CITIZENS must be the ones to push for the full implementation of the Freedom of Information (FOI) bill.
“We all have to demand for access of information,” said Malou Mangahas, executive director of Philippine Center for Investigative Journalism (PCIJ).
“It is not the media alone, but it must be the citizenry who have to push for public transparency and accountability,” Mangahas added as Malacañang wanted a substitute bill for FOI that will also compel national officials to disclose their statements of assets, liabilities and net worth (SALNs).
Mangahas reminded Visayan journalists at the recent PCIJ seminar “Maguindanao and Beyond: Media Murders and the Quest for Justice” in Cebu City how SALN has been embedded into public consciousness.
She cited the ongoing impeachment trial of Supreme Court Chief Justice Renato Corona, in which one of the eight articles of impeachment stemmed from the alleged betrayal of public trust of Corona when he failed to disclose his SALN.
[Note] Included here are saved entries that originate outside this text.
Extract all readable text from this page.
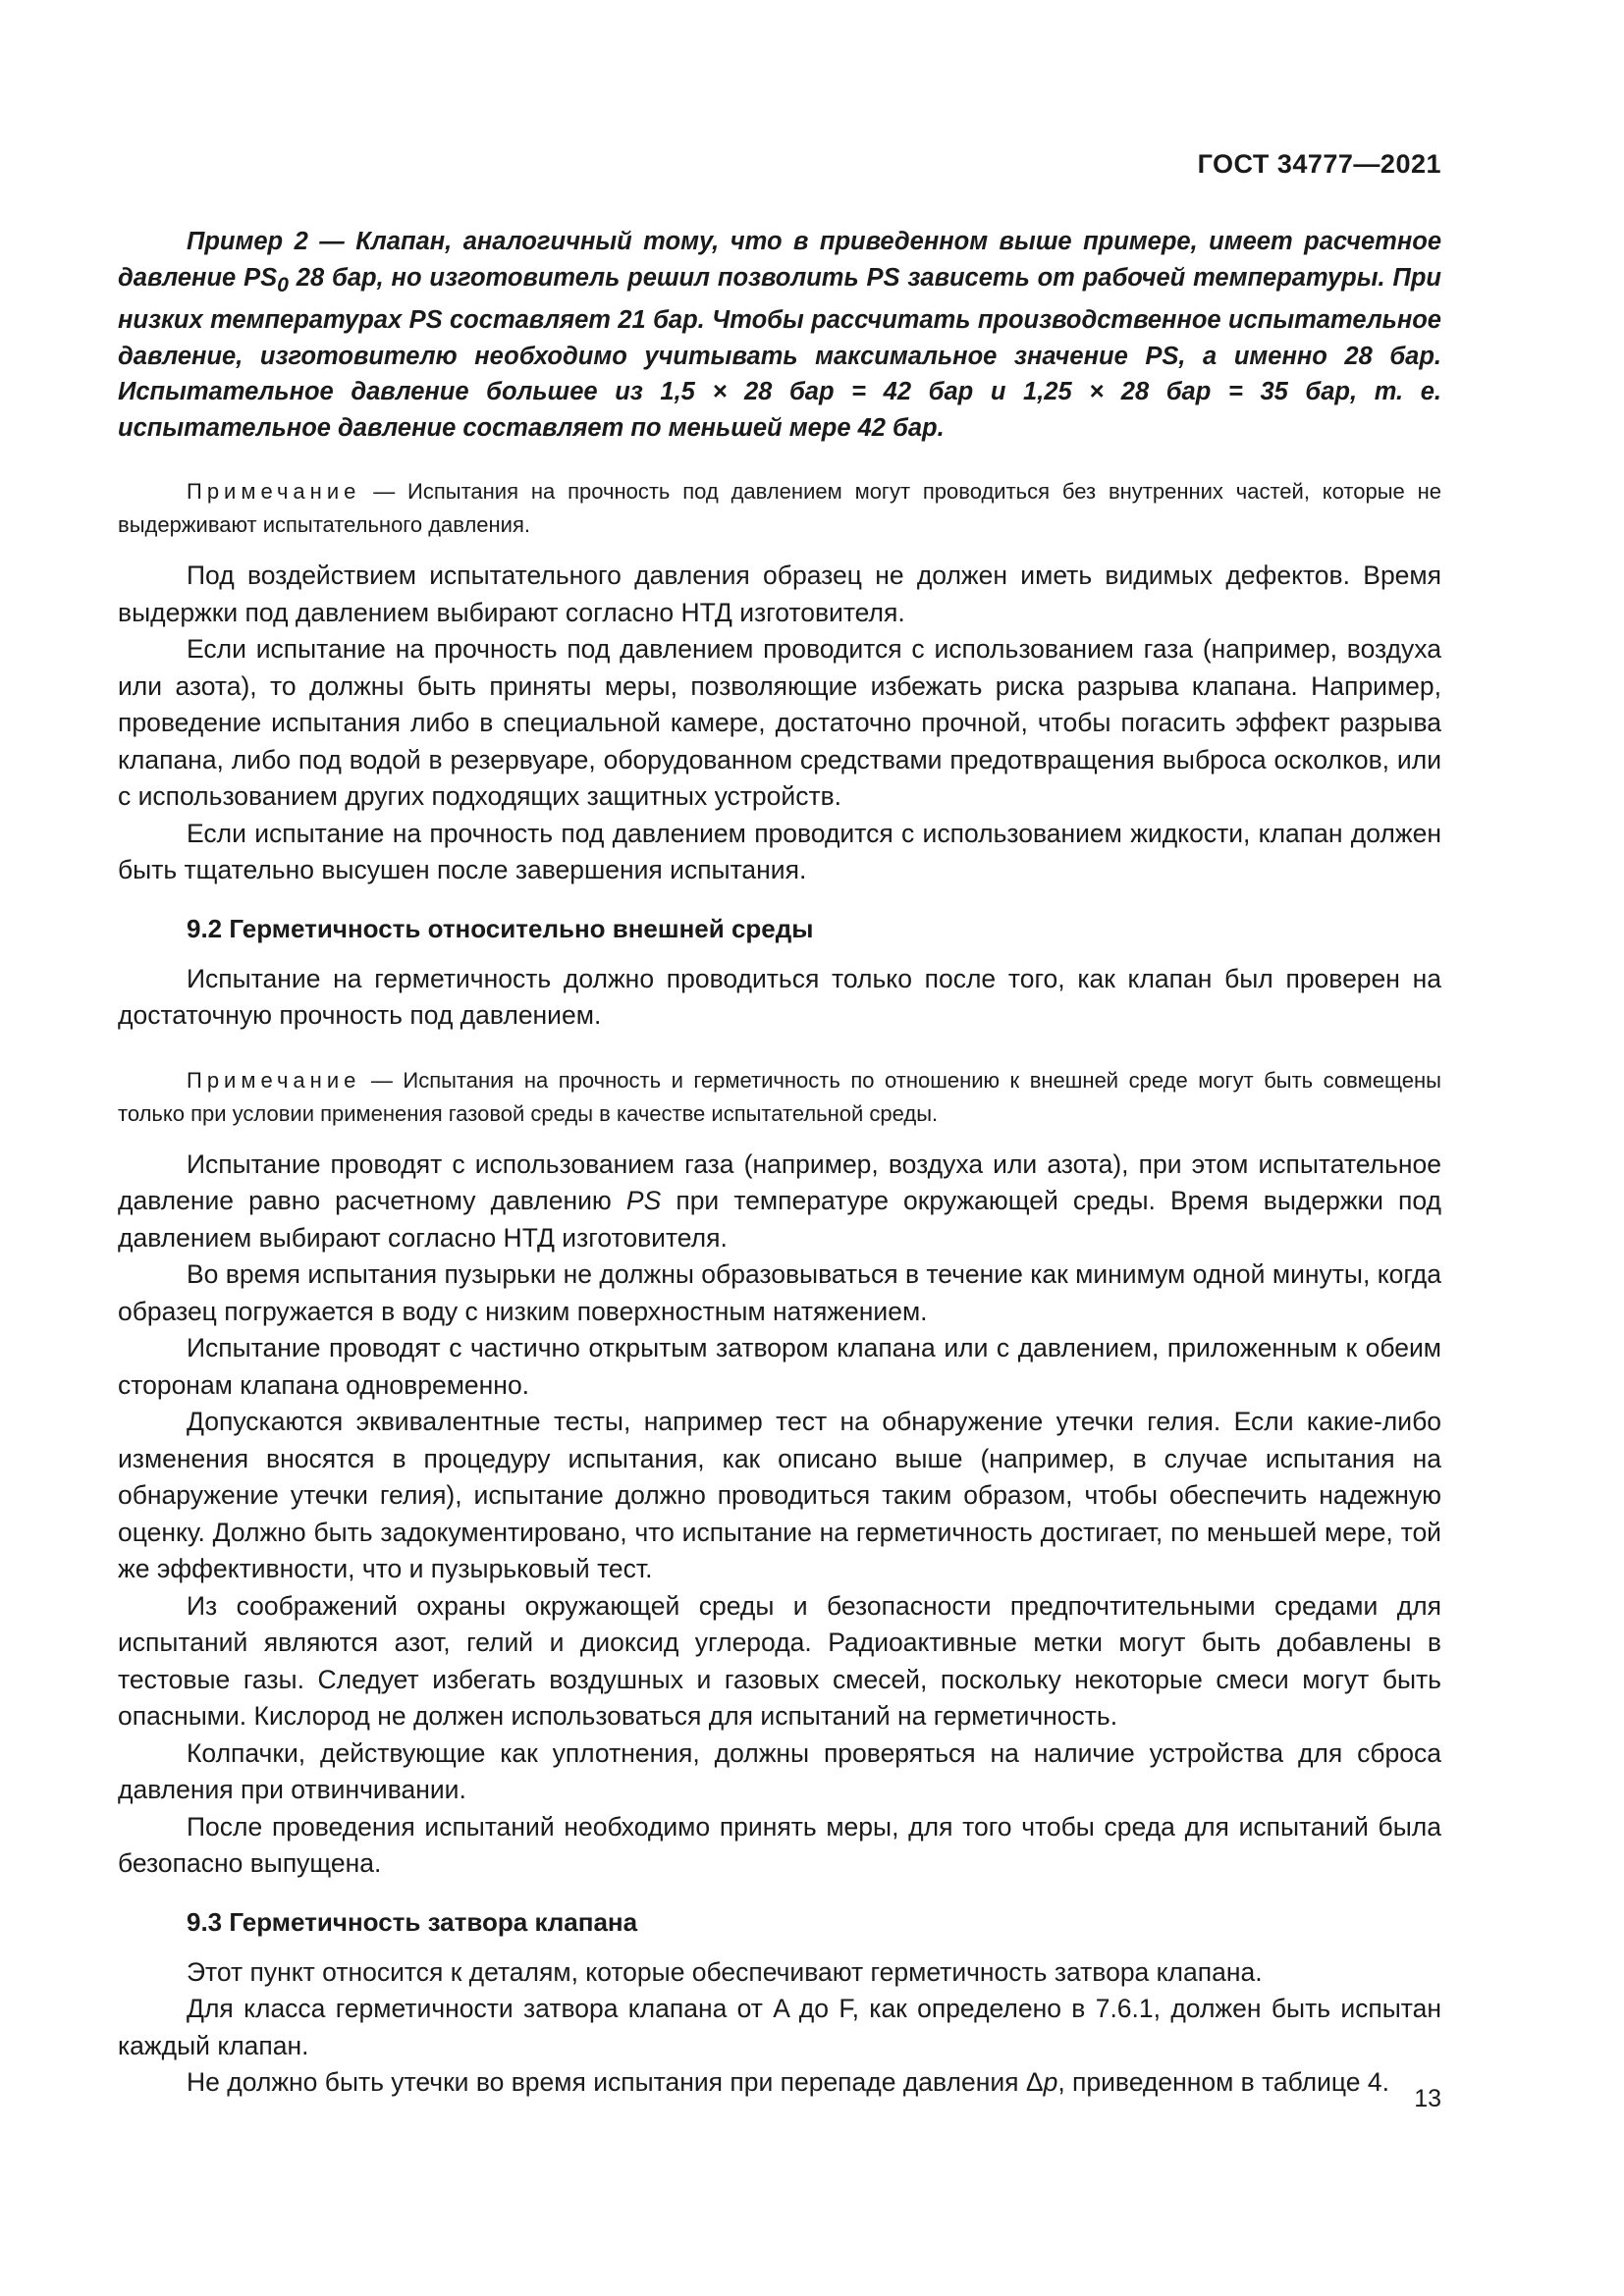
ГОСТ 34777—2021

Пример 2 — Клапан, аналогичный тому, что в приведенном выше примере, имеет расчетное давление $PS_0$ 28 бар, но изготовитель решил позволить PS зависеть от рабочей температуры. При низких температурах PS составляет 21 бар. Чтобы рассчитать производственное испытательное давление, изготовителю необходимо учитывать максимальное значение PS, а именно 28 бар. Испытательное давление большее из 1,5 × 28 бар = 42 бар и 1,25 × 28 бар = 35 бар, т. е. испытательное давление составляет по меньшей мере 42 бар.

Примечание — Испытания на прочность под давлением могут проводиться без внутренних частей, которые не выдерживают испытательного давления.

Под воздействием испытательного давления образец не должен иметь видимых дефектов. Время выдержки под давлением выбирают согласно НТД изготовителя.

Если испытание на прочность под давлением проводится с использованием газа (например, воздуха или азота), то должны быть приняты меры, позволяющие избежать риска разрыва клапана. Например, проведение испытания либо в специальной камере, достаточно прочной, чтобы погасить эффект разрыва клапана, либо под водой в резервуаре, оборудованном средствами предотвращения выброса осколков, или с использованием других подходящих защитных устройств.

Если испытание на прочность под давлением проводится с использованием жидкости, клапан должен быть тщательно высушен после завершения испытания.

9.2 Герметичность относительно внешней среды

Испытание на герметичность должно проводиться только после того, как клапан был проверен на достаточную прочность под давлением.

Примечание — Испытания на прочность и герметичность по отношению к внешней среде могут быть совмещены только при условии применения газовой среды в качестве испытательной среды.

Испытание проводят с использованием газа (например, воздуха или азота), при этом испытательное давление равно расчетному давлению PS при температуре окружающей среды. Время выдержки под давлением выбирают согласно НТД изготовителя.

Во время испытания пузырьки не должны образовываться в течение как минимум одной минуты, когда образец погружается в воду с низким поверхностным натяжением.

Испытание проводят с частично открытым затвором клапана или с давлением, приложенным к обеим сторонам клапана одновременно.

Допускаются эквивалентные тесты, например тест на обнаружение утечки гелия. Если какие-либо изменения вносятся в процедуру испытания, как описано выше (например, в случае испытания на обнаружение утечки гелия), испытание должно проводиться таким образом, чтобы обеспечить надежную оценку. Должно быть задокументировано, что испытание на герметичность достигает, по меньшей мере, той же эффективности, что и пузырьковый тест.

Из соображений охраны окружающей среды и безопасности предпочтительными средами для испытаний являются азот, гелий и диоксид углерода. Радиоактивные метки могут быть добавлены в тестовые газы. Следует избегать воздушных и газовых смесей, поскольку некоторые смеси могут быть опасными. Кислород не должен использоваться для испытаний на герметичность.

Колпачки, действующие как уплотнения, должны проверяться на наличие устройства для сброса давления при отвинчивании.

После проведения испытаний необходимо принять меры, для того чтобы среда для испытаний была безопасно выпущена.

9.3 Герметичность затвора клапана

Этот пункт относится к деталям, которые обеспечивают герметичность затвора клапана.

Для класса герметичности затвора клапана от A до F, как определено в 7.6.1, должен быть испытан каждый клапан.

Не должно быть утечки во время испытания при перепаде давления Δp, приведенном в таблице 4.

13
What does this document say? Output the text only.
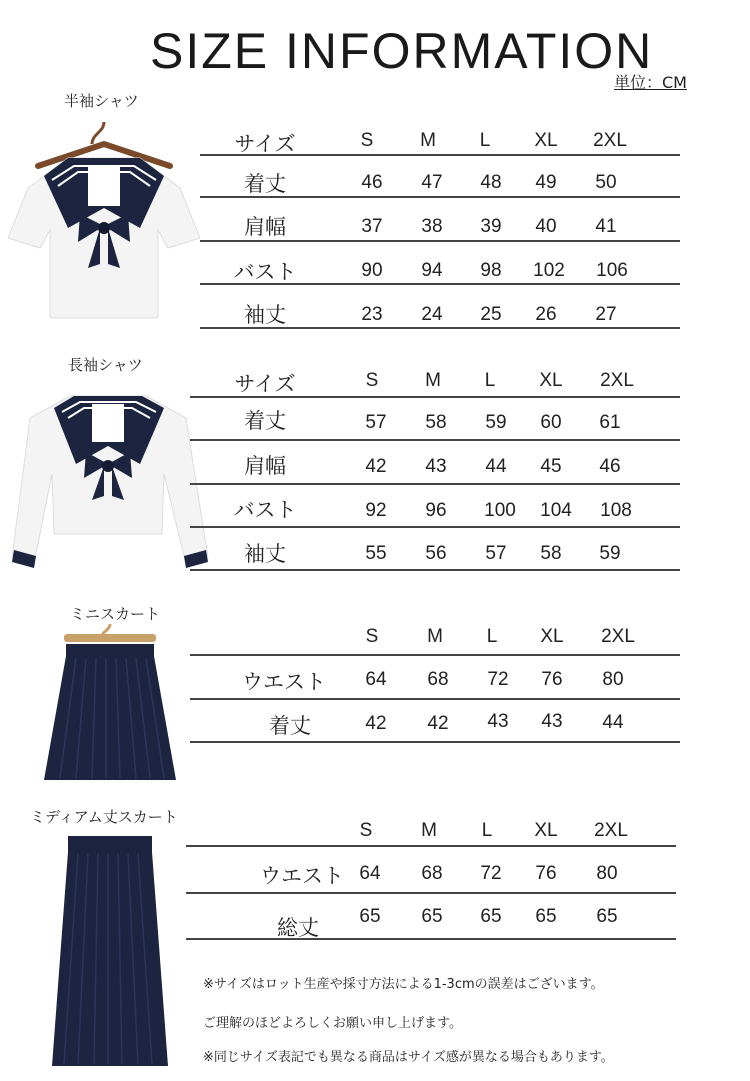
SIZE INFORMATION
単位：CM
半袖シャツ
サイズ	S	M	L	XL	2XL
着丈	46	47	48	49	50
肩幅	37	38	39	40	41
バスト	90	94	98	102	106
袖丈	23	24	25	26	27
長袖シャツ
サイズ	S	M	L	XL	2XL
着丈	57	58	59	60	61
肩幅	42	43	44	45	46
バスト	92	96	100	104	108
袖丈	55	56	57	58	59
ミニスカート
S	M	L	XL	2XL
ウエスト	64	68	72	76	80
着丈	42	42	43	43	44
ミディアム丈スカート
S	M	L	XL	2XL
ウエスト 64	68	72	76	80
総丈	65	65	65	65	65
※サイズはロット生産や採寸方法による1-3cmの誤差はございます。
ご理解のほどよろしくお願い申し上げます。
※同じサイズ表記でも異なる商品はサイズ感が異なる場合もあります。
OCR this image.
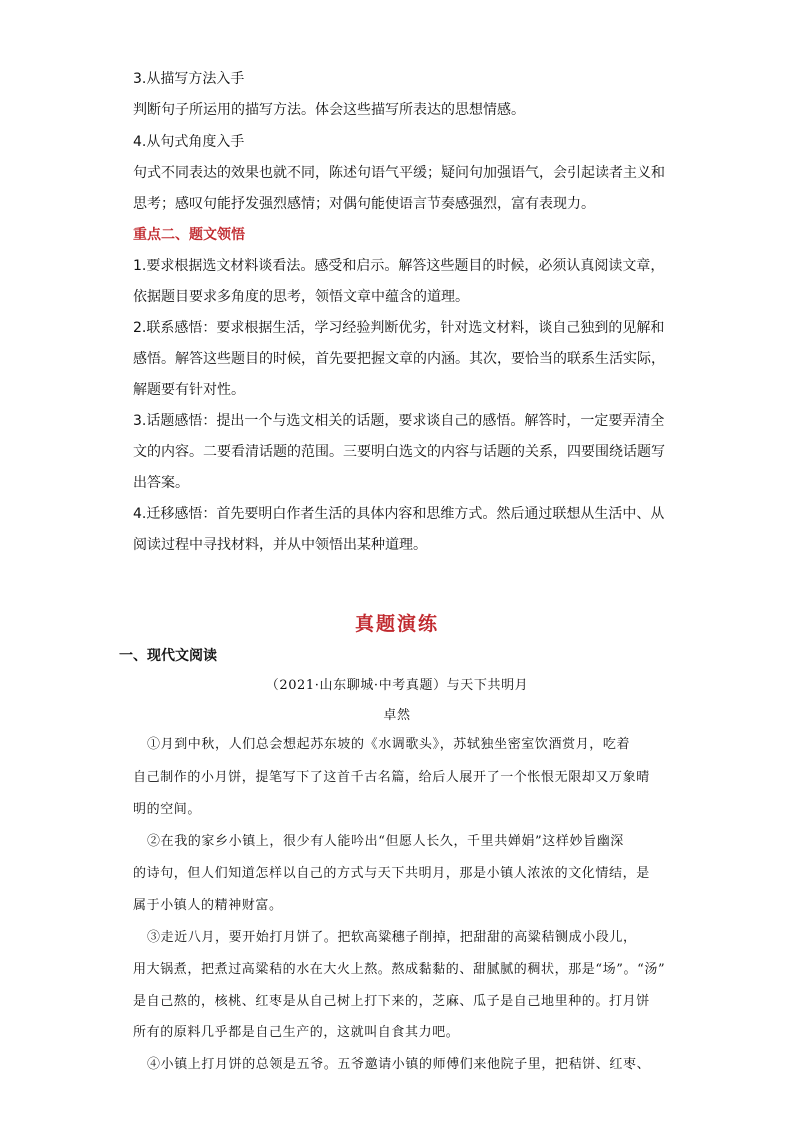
3.从描写方法入手
判断句子所运用的描写方法。体会这些描写所表达的思想情感。
4.从句式角度入手
句式不同表达的效果也就不同，陈述句语气平缓；疑问句加强语气，会引起读者主义和
思考；感叹句能抒发强烈感情；对偶句能使语言节奏感强烈，富有表现力。
重点二、题文领悟
1.要求根据选文材料谈看法。感受和启示。解答这些题目的时候，必须认真阅读文章，
依据题目要求多角度的思考，领悟文章中蕴含的道理。
2.联系感悟：要求根据生活，学习经验判断优劣，针对选文材料，谈自己独到的见解和
感悟。解答这些题目的时候，首先要把握文章的内涵。其次，要恰当的联系生活实际，
解题要有针对性。
3.话题感悟：提出一个与选文相关的话题，要求谈自己的感悟。解答时，一定要弄清全
文的内容。二要看清话题的范围。三要明白选文的内容与话题的关系，四要围绕话题写
出答案。
4.迁移感悟：首先要明白作者生活的具体内容和思维方式。然后通过联想从生活中、从
阅读过程中寻找材料，并从中领悟出某种道理。
真题演练
一、现代文阅读
（2021·山东聊城·中考真题）与天下共明月
卓然
①月到中秋，人们总会想起苏东坡的《水调歌头》，苏轼独坐密室饮酒赏月，吃着
自己制作的小月饼，提笔写下了这首千古名篇，给后人展开了一个怅恨无限却又万象晴
明的空间。
②在我的家乡小镇上，很少有人能吟出“但愿人长久，千里共婵娟”这样妙旨幽深
的诗句，但人们知道怎样以自己的方式与天下共明月，那是小镇人浓浓的文化情结，是
属于小镇人的精神财富。
③走近八月，要开始打月饼了。把软高粱穗子削掉，把甜甜的高粱秸铡成小段儿，
用大锅煮，把煮过高粱秸的水在大火上熬。熬成黏黏的、甜腻腻的稠状，那是“场”。“汤”
是自己熬的，核桃、红枣是从自己树上打下来的，芝麻、瓜子是自己地里种的。打月饼
所有的原料几乎都是自己生产的，这就叫自食其力吧。
④小镇上打月饼的总领是五爷。五爷邀请小镇的师傅们来他院子里，把秸饼、红枣、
A PCIJ report released last January found majority of lawmakers in the House of Representatives who signed the impeachment complaint against Corona did not disclose their SALNs. It includes lead prosecutor and Iloilo 5th District Rep. Niel “Junjun” Tupas Jr.
Mangahas said that SALNs obtained by PCIJ from 2006 to 2011 also found the non-disclosure of officials in the Armed Forces of the Philippines (AFP), Philippine National Police (PNP), Office of the Ombudsman, and Supreme Court justices.
These officials were violating the provision of Section 17, Article XI of the 1987 Constitution.
“Whether or not the FOI bill is there, there must be a citizen brigade in obtaining SALNs,” she emphasized.
Mangahas noted that a public who demands the full disclosure of SALNs may encourage good behavior among public officials.